At a recent social gathering, a friend asked how school was going for the boys.  In particular, she wanted to know things were for my little son in preschool.

“Which preschool is your son going to?”- Friend

“My friend owns a preschool out in Lakeside.   That’s where he goes.  He loves it.” – Me

“What?  Lakeside.  That is a half hour drive from here.  Why aren’t you sending him to a school closer.  For goodness sake, it’s just preschool.” – Friend

I do not make quick parenting decisions.  I take a lot of time to gather information, review and then make a choice.  Choosing my son’s preschool took time.  The director and teacher’s responsiveness and sensitivity to the children,  is why I chose the school.

I am good at selecting good schools for my boys.  As a former preschool director, I know what a quality school program looks like.  The schools they have attended have been excellent.  I am willing, very willing, to drive the distance for a school that is high quality.

Children benefit from a high quality, preschool program.  Attending preschool has been linked to better memory and social skills.  Preschool can encourage development with language, social/emotional skills and fine/gross motor movement.  Children are introduced to math and reading.   The academic edge for children attending a quality program can last for years.

Preschool is one of the rare school experiences that focuses on the whole child.  It looks at the child’s social, emotional, and intellectual needs.  It also takes into account a child’s health, nutrition, creativity and culture.

In a preschool setting teachers plan and create interesting learning activities that are play-based.  A child learns social group skills in a baking activity or develops fine motor skills by painting on an easel.  Learning is the side effect of having fun.

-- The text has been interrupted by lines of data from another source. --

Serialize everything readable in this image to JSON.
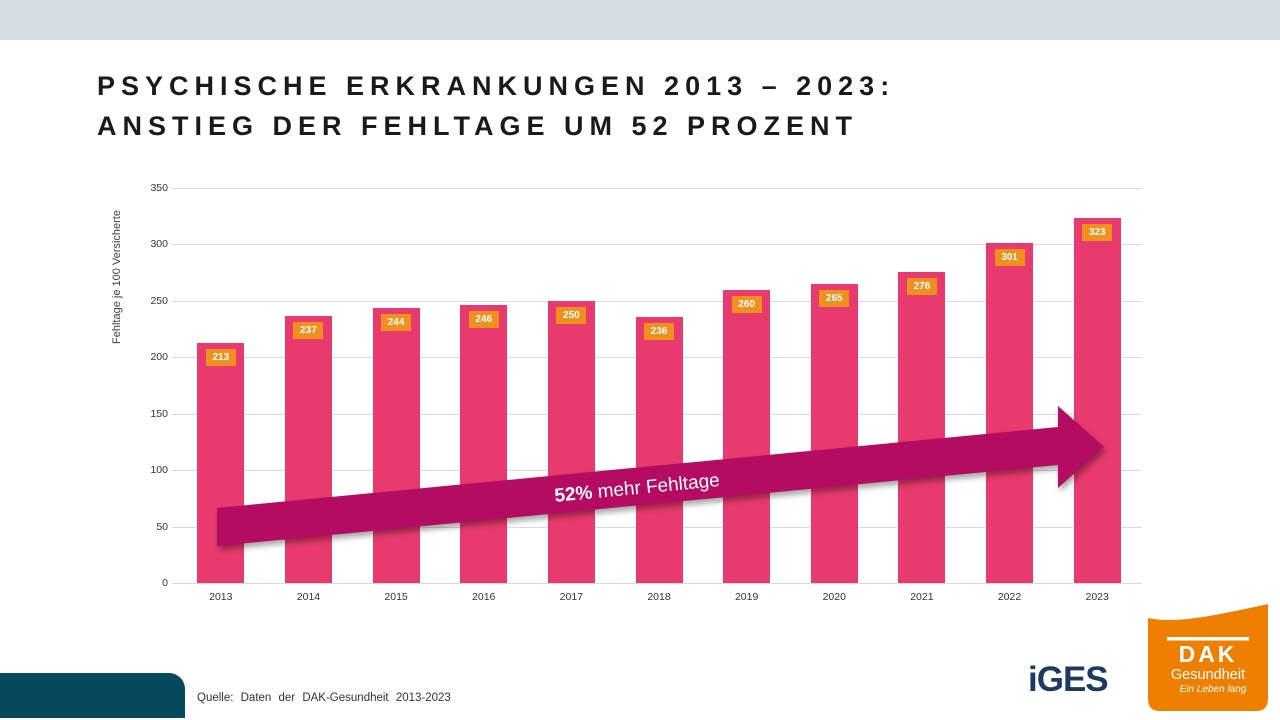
{
  "title": {
    "line1": "PSYCHISCHE ERKRANKUNGEN 2013 – 2023:",
    "line2": "ANSTIEG DER FEHLTAGE UM 52 PROZENT"
  },
  "chart_data": {
    "type": "bar",
    "categories": [
      "2013",
      "2014",
      "2015",
      "2016",
      "2017",
      "2018",
      "2019",
      "2020",
      "2021",
      "2022",
      "2023"
    ],
    "values": [
      213,
      237,
      244,
      246,
      250,
      236,
      260,
      265,
      276,
      301,
      323
    ],
    "ylabel": "Fehltage je 100 Versicherte",
    "xlabel": "",
    "yticks": [
      0,
      50,
      100,
      150,
      200,
      250,
      300,
      350
    ],
    "ylim": [
      0,
      350
    ],
    "grid": true,
    "legend": "none",
    "bar_color": "#e83a6e",
    "label_bg": "#f0911e",
    "label_color": "#ffffff",
    "annotation": {
      "bold": "52%",
      "rest": " mehr Fehltage",
      "color": "#b30c62"
    }
  },
  "source": {
    "text": "Quelle: Daten der DAK-Gesundheit 2013-2023"
  },
  "logos": {
    "iges": {
      "text": "iGES",
      "color": "#1d3a60"
    },
    "dak": {
      "name": "DAK",
      "sub": "Gesundheit",
      "tagline": "Ein Leben lang",
      "bg": "#ee7f00"
    }
  },
  "colors": {
    "banner": "#d6dce3",
    "teal_block": "#07495c",
    "gridline": "#d9d9d9"
  }
}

Parents benefit from having their child attend preschool.  They are in contact with knowledgeable, professionals who can help with child concerns.  My middle son’s preschool teacher was able to identify developmental issues, I was unaware of.  She assisted me by providing support resources, prior to him attending elementary school.

Preschool is not babysitting.  It also is not elementary school.  It a rare school experience that should be valued and respected for what it offers.  Preschool creates joy for learning.  It knows the value of play.  But most of all, it the most fun a child will have in their school career.  Who wouldn’t want their child to be part of that?

I drive my son a long way to preschool because I have found a place for him to flourish.  To me, that is worth the drive.